Re: Hannal Lobel's article

Date: 26 Feb 2008 07:12 pm (UTC)
From: [identity profile] bunnybutt.livejournal.com
mail client anonymized my reply to this for some reason. Sorry!

Date: 26 Feb 2008 02:28 am (UTC)
From: [identity profile] anansi133.livejournal.com
I gave up on Utne when they posted a story extolling the virtues of Wallmart since its PR cleanup campaign. When they first came out, there was some real substance there, but now it's just another lightweight lifestyle magazine.

Date: 26 Feb 2008 11:55 am (UTC)
From: [identity profile] sarahmichigan.livejournal.com
I'm glad I'm not the only size/fat activist who needs a break from reading body image/size acceptance stuff occasionally. One of the goals of size acceptance to me, personally, is to make body size a non-issue in most venues (because it's an issue all kinds of places it doesn't *need* to be), and it's hard to make it a non-issue if I'm constantly reading and thinking about it.

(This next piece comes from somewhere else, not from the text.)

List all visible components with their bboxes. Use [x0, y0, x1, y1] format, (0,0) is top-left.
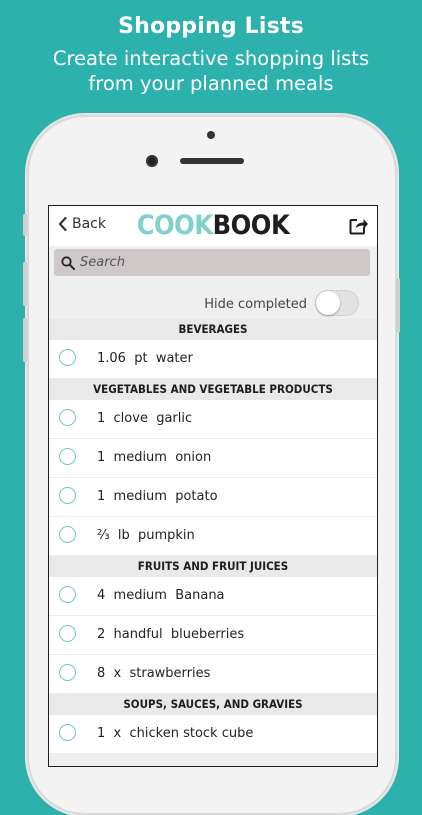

Date: 26 Feb 2008 04:18 pm (UTC)
From: [identity profile] dawnd.livejournal.com
You can count me in to this group. I'm barely nibbling at the beginnings of size activism, and I have to do it in cycles. Otherwise I get too depressed and angry.

One More From UR

Date: 26 Feb 2008 07:43 pm (UTC)
From: (Anonymous)
There's one more article in the same section from Utne Reader:

Love Your Fat Self
http://www.utne.com/2008-01-01/Politics/Love-Your-Fat-Self.aspx

Date: 27 Feb 2008 12:01 am (UTC)
From: [identity profile] innerdoggie.livejournal.com
Thank you for the links. I'll try to read them.

Somehow the urge to eat Cheetos reminds me of my vegan friend who called Science in the Public Interest the "Don't Eat That Society". Even though he was a strict vegan, he felt they were a bunch of hectoring busy-bodies. And he did like his cheeto-like snax, too.